International ERP: Do You Know Your Instances?
A multinational ERP implementation creates several new dimensions of complexity.
The first big decision is whether you want to try to run your company from one common system, or to let different regions run independent ERP solutions. Running only one version (known as instances) eliminates some problems and creates others.
The regional systems of most international organizations evolve independently, with each country running a legacy system of some kind. Clearly, if an organization’s ambition is to have one common set of policies, data, information and business processes world-wide, a single-instance ERP implementation is a necessity. A single instance also reduces redundant costs in managing hardware infrastructure, technical support, and implementation resources over a multiple instance ERP environment.

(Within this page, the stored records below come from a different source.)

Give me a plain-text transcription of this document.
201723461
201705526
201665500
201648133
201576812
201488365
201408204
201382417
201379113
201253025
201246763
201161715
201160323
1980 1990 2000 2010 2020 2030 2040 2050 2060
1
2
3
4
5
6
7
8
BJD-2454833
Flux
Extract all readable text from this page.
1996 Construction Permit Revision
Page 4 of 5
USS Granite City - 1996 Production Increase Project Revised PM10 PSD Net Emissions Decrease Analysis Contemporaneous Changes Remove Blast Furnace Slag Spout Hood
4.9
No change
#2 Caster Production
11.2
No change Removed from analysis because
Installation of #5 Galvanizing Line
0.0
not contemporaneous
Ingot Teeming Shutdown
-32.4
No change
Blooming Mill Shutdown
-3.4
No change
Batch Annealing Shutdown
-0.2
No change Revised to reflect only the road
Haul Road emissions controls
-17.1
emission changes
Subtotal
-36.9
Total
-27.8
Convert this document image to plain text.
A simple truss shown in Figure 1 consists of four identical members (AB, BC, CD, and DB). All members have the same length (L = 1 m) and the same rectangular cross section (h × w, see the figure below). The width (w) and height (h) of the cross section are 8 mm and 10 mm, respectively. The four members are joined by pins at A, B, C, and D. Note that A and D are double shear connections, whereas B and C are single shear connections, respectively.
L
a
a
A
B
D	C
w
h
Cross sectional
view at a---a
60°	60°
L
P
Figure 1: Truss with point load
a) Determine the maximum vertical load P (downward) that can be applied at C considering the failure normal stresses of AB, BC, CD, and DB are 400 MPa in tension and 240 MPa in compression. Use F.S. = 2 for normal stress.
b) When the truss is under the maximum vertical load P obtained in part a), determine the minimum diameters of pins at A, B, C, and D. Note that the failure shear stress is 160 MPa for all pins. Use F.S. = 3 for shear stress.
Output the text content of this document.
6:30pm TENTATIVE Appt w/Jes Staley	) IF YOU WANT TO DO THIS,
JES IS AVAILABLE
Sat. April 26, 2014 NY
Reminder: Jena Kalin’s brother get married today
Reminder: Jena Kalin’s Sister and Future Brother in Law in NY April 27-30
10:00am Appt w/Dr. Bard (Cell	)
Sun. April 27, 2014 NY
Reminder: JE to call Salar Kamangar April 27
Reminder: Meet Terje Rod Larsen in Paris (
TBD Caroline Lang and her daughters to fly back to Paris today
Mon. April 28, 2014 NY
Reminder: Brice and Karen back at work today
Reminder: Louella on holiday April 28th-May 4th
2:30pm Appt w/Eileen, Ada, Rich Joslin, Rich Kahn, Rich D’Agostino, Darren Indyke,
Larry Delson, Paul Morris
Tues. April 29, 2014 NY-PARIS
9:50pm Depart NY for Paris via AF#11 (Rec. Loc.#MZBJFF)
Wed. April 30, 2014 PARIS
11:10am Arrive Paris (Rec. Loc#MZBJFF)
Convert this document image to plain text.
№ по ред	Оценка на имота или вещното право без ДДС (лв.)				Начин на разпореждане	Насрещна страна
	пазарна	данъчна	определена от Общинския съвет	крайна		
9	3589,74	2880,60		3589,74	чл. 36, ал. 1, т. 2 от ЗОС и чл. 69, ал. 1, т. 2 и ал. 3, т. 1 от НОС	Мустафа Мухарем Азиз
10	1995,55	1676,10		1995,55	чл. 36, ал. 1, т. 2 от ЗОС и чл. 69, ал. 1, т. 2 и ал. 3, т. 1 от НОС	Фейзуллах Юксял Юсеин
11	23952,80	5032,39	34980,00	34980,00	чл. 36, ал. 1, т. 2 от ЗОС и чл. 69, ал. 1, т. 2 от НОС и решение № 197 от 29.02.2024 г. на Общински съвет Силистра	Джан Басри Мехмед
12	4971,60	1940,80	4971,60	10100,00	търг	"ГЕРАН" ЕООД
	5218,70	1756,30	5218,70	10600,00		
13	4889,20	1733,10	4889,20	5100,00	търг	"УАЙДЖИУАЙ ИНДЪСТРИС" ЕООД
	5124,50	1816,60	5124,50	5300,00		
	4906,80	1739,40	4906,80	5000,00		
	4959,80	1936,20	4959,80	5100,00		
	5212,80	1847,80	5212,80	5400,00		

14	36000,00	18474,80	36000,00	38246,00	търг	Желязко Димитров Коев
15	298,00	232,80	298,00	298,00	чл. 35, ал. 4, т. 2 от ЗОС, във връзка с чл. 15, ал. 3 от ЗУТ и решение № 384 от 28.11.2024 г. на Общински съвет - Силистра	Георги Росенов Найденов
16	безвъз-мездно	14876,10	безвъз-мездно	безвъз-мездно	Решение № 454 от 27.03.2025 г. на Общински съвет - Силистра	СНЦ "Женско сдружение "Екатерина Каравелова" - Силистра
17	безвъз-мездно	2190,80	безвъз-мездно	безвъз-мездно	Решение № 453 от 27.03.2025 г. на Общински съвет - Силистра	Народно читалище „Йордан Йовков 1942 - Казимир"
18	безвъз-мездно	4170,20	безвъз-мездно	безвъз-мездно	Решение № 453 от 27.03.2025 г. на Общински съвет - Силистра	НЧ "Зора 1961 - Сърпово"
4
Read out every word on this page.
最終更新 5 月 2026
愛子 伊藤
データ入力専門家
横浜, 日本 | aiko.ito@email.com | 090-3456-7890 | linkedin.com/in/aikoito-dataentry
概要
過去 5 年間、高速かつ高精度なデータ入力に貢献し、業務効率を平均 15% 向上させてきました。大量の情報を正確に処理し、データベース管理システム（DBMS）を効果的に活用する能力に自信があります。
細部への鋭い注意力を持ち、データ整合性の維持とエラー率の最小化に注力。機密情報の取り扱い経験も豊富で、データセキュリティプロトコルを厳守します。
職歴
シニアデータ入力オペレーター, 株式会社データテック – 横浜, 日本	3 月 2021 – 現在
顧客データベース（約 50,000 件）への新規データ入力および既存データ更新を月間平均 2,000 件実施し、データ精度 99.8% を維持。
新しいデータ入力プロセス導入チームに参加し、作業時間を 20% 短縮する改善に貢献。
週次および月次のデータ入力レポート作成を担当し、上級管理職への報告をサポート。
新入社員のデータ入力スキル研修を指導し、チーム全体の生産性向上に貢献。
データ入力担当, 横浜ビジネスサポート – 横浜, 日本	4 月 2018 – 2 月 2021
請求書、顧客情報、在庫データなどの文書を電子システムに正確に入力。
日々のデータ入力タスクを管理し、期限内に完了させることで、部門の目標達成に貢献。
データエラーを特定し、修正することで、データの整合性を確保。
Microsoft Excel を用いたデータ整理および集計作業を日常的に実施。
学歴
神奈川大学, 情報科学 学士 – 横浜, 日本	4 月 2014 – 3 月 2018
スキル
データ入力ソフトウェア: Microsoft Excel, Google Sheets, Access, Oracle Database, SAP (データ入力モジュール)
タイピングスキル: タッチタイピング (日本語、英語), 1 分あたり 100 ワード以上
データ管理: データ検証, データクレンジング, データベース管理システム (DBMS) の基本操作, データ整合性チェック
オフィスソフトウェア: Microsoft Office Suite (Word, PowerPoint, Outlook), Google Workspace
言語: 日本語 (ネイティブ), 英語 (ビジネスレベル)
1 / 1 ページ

However, while a single instance eliminates a lot of strategic complexity, it creates a lot of design complexity, as the core ERP solution is constantly tweaked to allow for regional differences, both legal and traditional. The solution for handling bonded materials in China is not one that will naturally emerge from a US or UK-centric design. Tax requirements can require local customization, local consulting, specialized configuration, or any combination thereof. Units of measure become a big issue, as metric and English conversions collide. It may be common practice to bill freight as a separate invoice line in the home country, but to always include freight in the price in another country.
If possible, the C-office (usually the CFO) needs to be involved in making the call on the instance strategy for the ERP roll out. Running multiple instances generally increases the complexity of closing the fiscal period, and decreases the ROI from consolidated business information.
If you do choose a single instance ERP strategy, you should be prepared for thinking and discussion around issues you likely have never managed before, such as:
1. IT scheduling: as obvious as it sounds, most IT organizations run required infrastructure jobs – backup, database loads, transports – in the middle of the night, when impact from problems affects the fewest people. With a single instance, and an international ERP implementation, it is always the middle of the business day somewhere.
2. Data definitions: do not assume that since you sell the same products, that the data defining them is the same from country to country. Everything from the technical description of the specifications to the marketing names for product groups and collections is liable to be different.
3. Data governance: – will on-going master data be administered centrally, or dispersed? If centrally, how do you ensure rapid response and accuracy; if dispersed, how do you ensure the integrity of the data?
For most organizations, this is the first time the issues associated with a single instance have needed to be addressed. Do your research diligently, and know why you chose what you chose. You will be defending your decisions for a while.